Additionally, by estimating valid mean shapes for the femur data set, the TMM-based methods were able to establish valid probabilistic correspondences (as shown in Fig. 1(b)). SpSSM on the other hand, was affected by the presence of outliers, resulting in the estimation of wrong mean shapes and correspondences, and consequently, incorrect modes of variation in the trained SSM.

SSM Quality. SSM generalisation errors evaluated with respect to number of mixture components are shown in Fig. 2(a, b). The proposed TMM and mrTMM approaches generated SSMs of both the caudate and femur that generalise better to unseen test shapes than does SpSSM. Generalisation errors with respect to number of modes of variation (for the first ten modes, using \(M_{opt}\) identified from the former experiments), evaluated by full-fold cross-validation, are depicted in Fig. 2(c, d). The first mode of variation achieved the lowest errors for the caudate, while two modes were optimal for the femur, using TMM and mrTMM.

As the caudate nuclei segmentations were of high quality, with no apparent outliers (from visual inspection), the performance of TMM and SpSSM were similar. In such cases, the constituent t-distribution components are little different from Gaussian distributions. Nonetheless, for this set, mrTMM consistently outperformed both other methods in all generalisation experiments. The improvement afforded by mrTMM is also reflected in the specificity errors presented in Fig. 2(e).
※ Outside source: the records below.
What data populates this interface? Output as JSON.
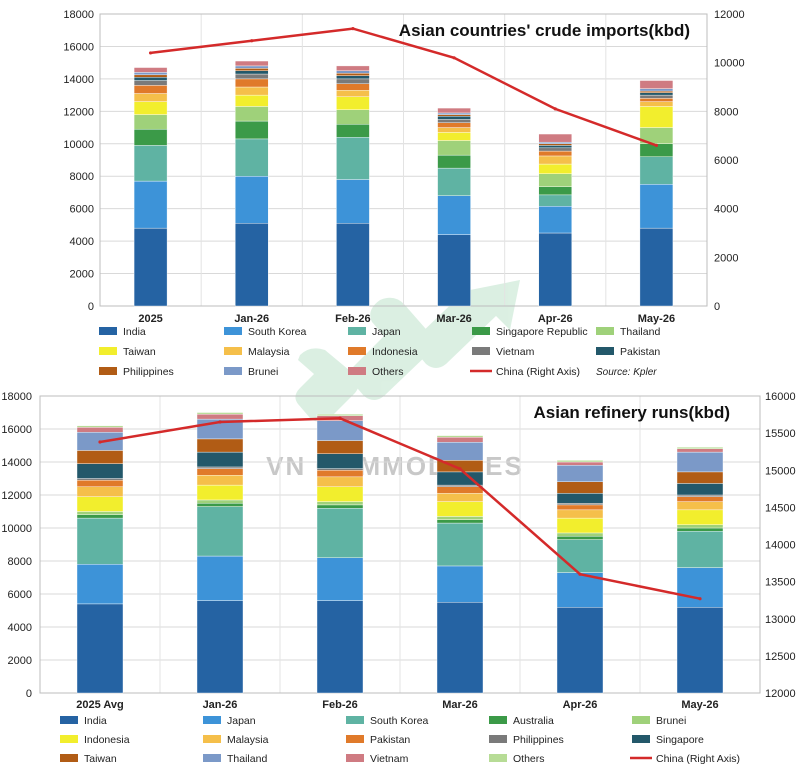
{
  "watermark": "VN COMMODITIES",
  "chart_data": [
    {
      "type": "bar",
      "stacked": true,
      "title": "Asian countries' crude imports(kbd)",
      "source": "Source: Kpler",
      "categories": [
        "2025",
        "Jan-26",
        "Feb-26",
        "Mar-26",
        "Apr-26",
        "May-26"
      ],
      "ylim": [
        0,
        18000
      ],
      "yticks": [
        0,
        2000,
        4000,
        6000,
        8000,
        10000,
        12000,
        14000,
        16000,
        18000
      ],
      "y2lim": [
        0,
        12000
      ],
      "y2ticks": [
        0,
        2000,
        4000,
        6000,
        8000,
        10000,
        12000
      ],
      "grid": true,
      "legend_position": "bottom",
      "series": [
        {
          "name": "India",
          "color": "#2563a3",
          "values": [
            4800,
            5100,
            5100,
            4400,
            4500,
            4800
          ]
        },
        {
          "name": "South Korea",
          "color": "#3d93d8",
          "values": [
            2900,
            2900,
            2700,
            2400,
            1650,
            2700
          ]
        },
        {
          "name": "Japan",
          "color": "#5fb3a3",
          "values": [
            2200,
            2300,
            2600,
            1700,
            700,
            1700
          ]
        },
        {
          "name": "Singapore Republic",
          "color": "#3b9a48",
          "values": [
            1000,
            1100,
            800,
            800,
            500,
            800
          ]
        },
        {
          "name": "Thailand",
          "color": "#9fd17a",
          "values": [
            900,
            900,
            900,
            900,
            800,
            1000
          ]
        },
        {
          "name": "Taiwan",
          "color": "#f2ee2d",
          "values": [
            800,
            700,
            800,
            500,
            600,
            1300
          ]
        },
        {
          "name": "Malaysia",
          "color": "#f5bf4a",
          "values": [
            500,
            500,
            400,
            300,
            500,
            300
          ]
        },
        {
          "name": "Indonesia",
          "color": "#e07a2a",
          "values": [
            500,
            500,
            400,
            300,
            300,
            200
          ]
        },
        {
          "name": "Vietnam",
          "color": "#7a7a7a",
          "values": [
            300,
            300,
            300,
            200,
            200,
            200
          ]
        },
        {
          "name": "Pakistan",
          "color": "#23586a",
          "values": [
            200,
            200,
            200,
            200,
            150,
            150
          ]
        },
        {
          "name": "Philippines",
          "color": "#b15c15",
          "values": [
            150,
            150,
            150,
            100,
            100,
            100
          ]
        },
        {
          "name": "Brunei",
          "color": "#7b99c8",
          "values": [
            150,
            150,
            150,
            100,
            100,
            150
          ]
        },
        {
          "name": "Others",
          "color": "#cf7b82",
          "values": [
            300,
            300,
            300,
            300,
            500,
            500
          ]
        }
      ],
      "line_series": {
        "name": "China (Right Axis)",
        "color": "#d42a2a",
        "axis": "right",
        "values": [
          10400,
          10900,
          11400,
          10200,
          8100,
          6600
        ]
      }
    },
    {
      "type": "bar",
      "stacked": true,
      "title": "Asian refinery runs(kbd)",
      "categories": [
        "2025 Avg",
        "Jan-26",
        "Feb-26",
        "Mar-26",
        "Apr-26",
        "May-26"
      ],
      "ylim": [
        0,
        18000
      ],
      "yticks": [
        0,
        2000,
        4000,
        6000,
        8000,
        10000,
        12000,
        14000,
        16000,
        18000
      ],
      "y2lim": [
        12000,
        16000
      ],
      "y2ticks": [
        12000,
        12500,
        13000,
        13500,
        14000,
        14500,
        15000,
        15500,
        16000
      ],
      "grid": true,
      "legend_position": "bottom",
      "series": [
        {
          "name": "India",
          "color": "#2563a3",
          "values": [
            5400,
            5600,
            5600,
            5500,
            5200,
            5200
          ]
        },
        {
          "name": "Japan",
          "color": "#3d93d8",
          "values": [
            2400,
            2700,
            2600,
            2200,
            2100,
            2400
          ]
        },
        {
          "name": "South Korea",
          "color": "#5fb3a3",
          "values": [
            2800,
            3000,
            3000,
            2600,
            2000,
            2200
          ]
        },
        {
          "name": "Australia",
          "color": "#3b9a48",
          "values": [
            200,
            200,
            200,
            200,
            200,
            200
          ]
        },
        {
          "name": "Brunei",
          "color": "#9fd17a",
          "values": [
            200,
            200,
            200,
            200,
            200,
            200
          ]
        },
        {
          "name": "Indonesia",
          "color": "#f2ee2d",
          "values": [
            900,
            900,
            900,
            900,
            900,
            900
          ]
        },
        {
          "name": "Malaysia",
          "color": "#f5bf4a",
          "values": [
            600,
            600,
            600,
            500,
            500,
            500
          ]
        },
        {
          "name": "Pakistan",
          "color": "#e07a2a",
          "values": [
            400,
            400,
            400,
            400,
            300,
            300
          ]
        },
        {
          "name": "Philippines",
          "color": "#7a7a7a",
          "values": [
            100,
            100,
            100,
            100,
            100,
            100
          ]
        },
        {
          "name": "Singapore",
          "color": "#23586a",
          "values": [
            900,
            900,
            900,
            800,
            600,
            700
          ]
        },
        {
          "name": "Taiwan",
          "color": "#b15c15",
          "values": [
            800,
            800,
            800,
            700,
            700,
            700
          ]
        },
        {
          "name": "Thailand",
          "color": "#7b99c8",
          "values": [
            1100,
            1200,
            1200,
            1100,
            1000,
            1200
          ]
        },
        {
          "name": "Vietnam",
          "color": "#cf7b82",
          "values": [
            300,
            300,
            300,
            300,
            200,
            200
          ]
        },
        {
          "name": "Others",
          "color": "#b7dc96",
          "values": [
            100,
            100,
            100,
            100,
            100,
            100
          ]
        }
      ],
      "line_series": {
        "name": "China (Right Axis)",
        "color": "#d42a2a",
        "axis": "right",
        "values": [
          15380,
          15650,
          15700,
          15020,
          13600,
          13270
        ]
      }
    }
  ]
}
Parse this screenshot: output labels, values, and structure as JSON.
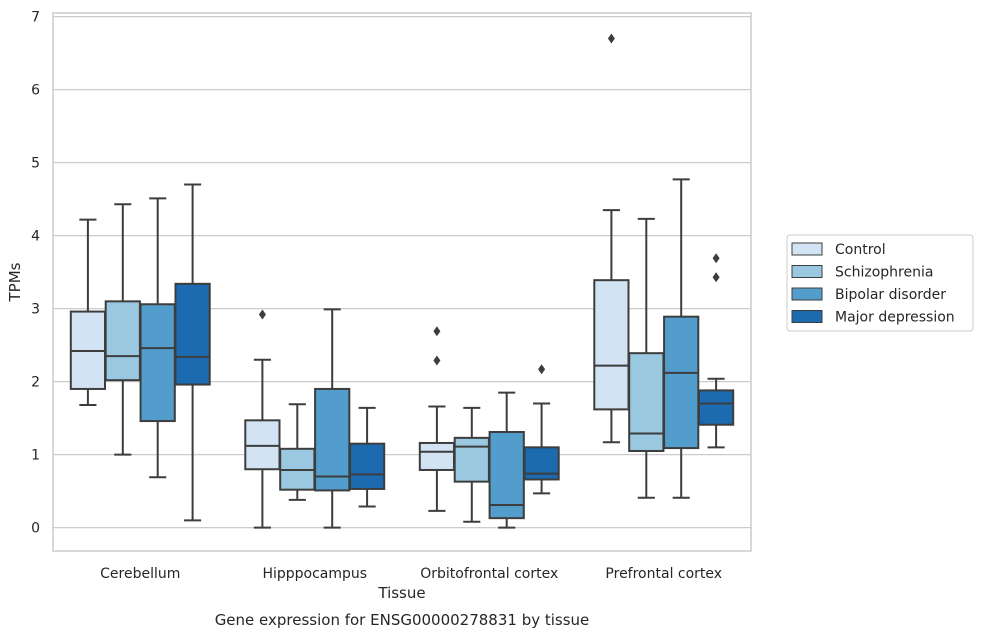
{
  "chart_data": {
    "type": "box",
    "title": "",
    "caption": "Gene expression for ENSG00000278831 by tissue",
    "xlabel": "Tissue",
    "ylabel": "TPMs",
    "ylim": [
      -0.32,
      7.05
    ],
    "yticks": [
      0,
      1,
      2,
      3,
      4,
      5,
      6,
      7
    ],
    "grid": true,
    "legend_position": "right",
    "categories": [
      "Cerebellum",
      "Hipppocampus",
      "Orbitofrontal cortex",
      "Prefrontal cortex"
    ],
    "series": [
      {
        "name": "Control",
        "color": "#d2e3f3",
        "boxes": [
          {
            "whislo": 1.68,
            "q1": 1.9,
            "med": 2.42,
            "q3": 2.96,
            "whishi": 4.22,
            "fliers": []
          },
          {
            "whislo": 0.0,
            "q1": 0.8,
            "med": 1.12,
            "q3": 1.47,
            "whishi": 2.3,
            "fliers": [
              2.92
            ]
          },
          {
            "whislo": 0.23,
            "q1": 0.79,
            "med": 1.04,
            "q3": 1.16,
            "whishi": 1.66,
            "fliers": [
              2.29,
              2.69
            ]
          },
          {
            "whislo": 1.17,
            "q1": 1.62,
            "med": 2.22,
            "q3": 3.39,
            "whishi": 4.35,
            "fliers": [
              6.7
            ]
          }
        ]
      },
      {
        "name": "Schizophrenia",
        "color": "#9ac8e0",
        "boxes": [
          {
            "whislo": 1.0,
            "q1": 2.02,
            "med": 2.35,
            "q3": 3.1,
            "whishi": 4.43,
            "fliers": []
          },
          {
            "whislo": 0.38,
            "q1": 0.52,
            "med": 0.79,
            "q3": 1.08,
            "whishi": 1.69,
            "fliers": []
          },
          {
            "whislo": 0.08,
            "q1": 0.63,
            "med": 1.11,
            "q3": 1.23,
            "whishi": 1.64,
            "fliers": []
          },
          {
            "whislo": 0.41,
            "q1": 1.05,
            "med": 1.29,
            "q3": 2.39,
            "whishi": 4.23,
            "fliers": []
          }
        ]
      },
      {
        "name": "Bipolar disorder",
        "color": "#529dcc",
        "boxes": [
          {
            "whislo": 0.69,
            "q1": 1.46,
            "med": 2.46,
            "q3": 3.06,
            "whishi": 4.51,
            "fliers": []
          },
          {
            "whislo": 0.0,
            "q1": 0.51,
            "med": 0.7,
            "q3": 1.9,
            "whishi": 2.99,
            "fliers": []
          },
          {
            "whislo": 0.0,
            "q1": 0.13,
            "med": 0.31,
            "q3": 1.31,
            "whishi": 1.85,
            "fliers": []
          },
          {
            "whislo": 0.41,
            "q1": 1.09,
            "med": 2.12,
            "q3": 2.89,
            "whishi": 4.77,
            "fliers": []
          }
        ]
      },
      {
        "name": "Major depression",
        "color": "#1c6aaf",
        "boxes": [
          {
            "whislo": 0.1,
            "q1": 1.96,
            "med": 2.34,
            "q3": 3.34,
            "whishi": 4.7,
            "fliers": []
          },
          {
            "whislo": 0.29,
            "q1": 0.53,
            "med": 0.73,
            "q3": 1.15,
            "whishi": 1.64,
            "fliers": []
          },
          {
            "whislo": 0.47,
            "q1": 0.66,
            "med": 0.74,
            "q3": 1.1,
            "whishi": 1.7,
            "fliers": [
              2.17
            ]
          },
          {
            "whislo": 1.1,
            "q1": 1.41,
            "med": 1.7,
            "q3": 1.88,
            "whishi": 2.04,
            "fliers": [
              3.43,
              3.69
            ]
          }
        ]
      }
    ]
  }
}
For the femur data set, both TMM-based methods achieved significantly lower generalisation errors with respect to number of mixture components (Fig. 2(b)) and number of modes of variation (Fig. 2(d)); SpSSM estimated incorrect modes of variation in the femur shape, due to the wrong probabilistic correspondences established. This also resulted in higher specificity errors using SpSSM, as shown in Fig. 2(f).

Fig. 2.
figure 2

SSM quality using SpSSM, TMM and mrTMM for caudate and femur data sets. Top row: generalisation errors (using HD) vs. number of mixture components M; middle row: generalisation errors vs. number of modes of variation N; bottom row: specificity errors vs. N. Left and right columns show results for caudate and femur data sets, respectively.

4 Conclusion

Single- and multi-resolution TMM-based methods for group-wise rigid registration of unstructured point sets (such as derived from medical images) have been described and shown to be particularly advantageous over a state-of-the-art GMM-based method (SpSSM) for data containing outliers. For clinical data sets containing few or no outliers, the proposed methods showed some improvements over SpSSM, in terms of registration accuracy and quality of corresponding SSMs, though these were modest. Conversely, for clinical data with high levels of outliers, the proposed methods significantly outperformed SpSSM and showed excellent robustness. In most cases, the multi-resolution extension (mrTMM) afforded further improvement over the single-resolution (TMM) formulation. The presented approaches should be especially advantageous for applications involving large data sets, which correspondingly require automated processing techniques that are robust to outliers.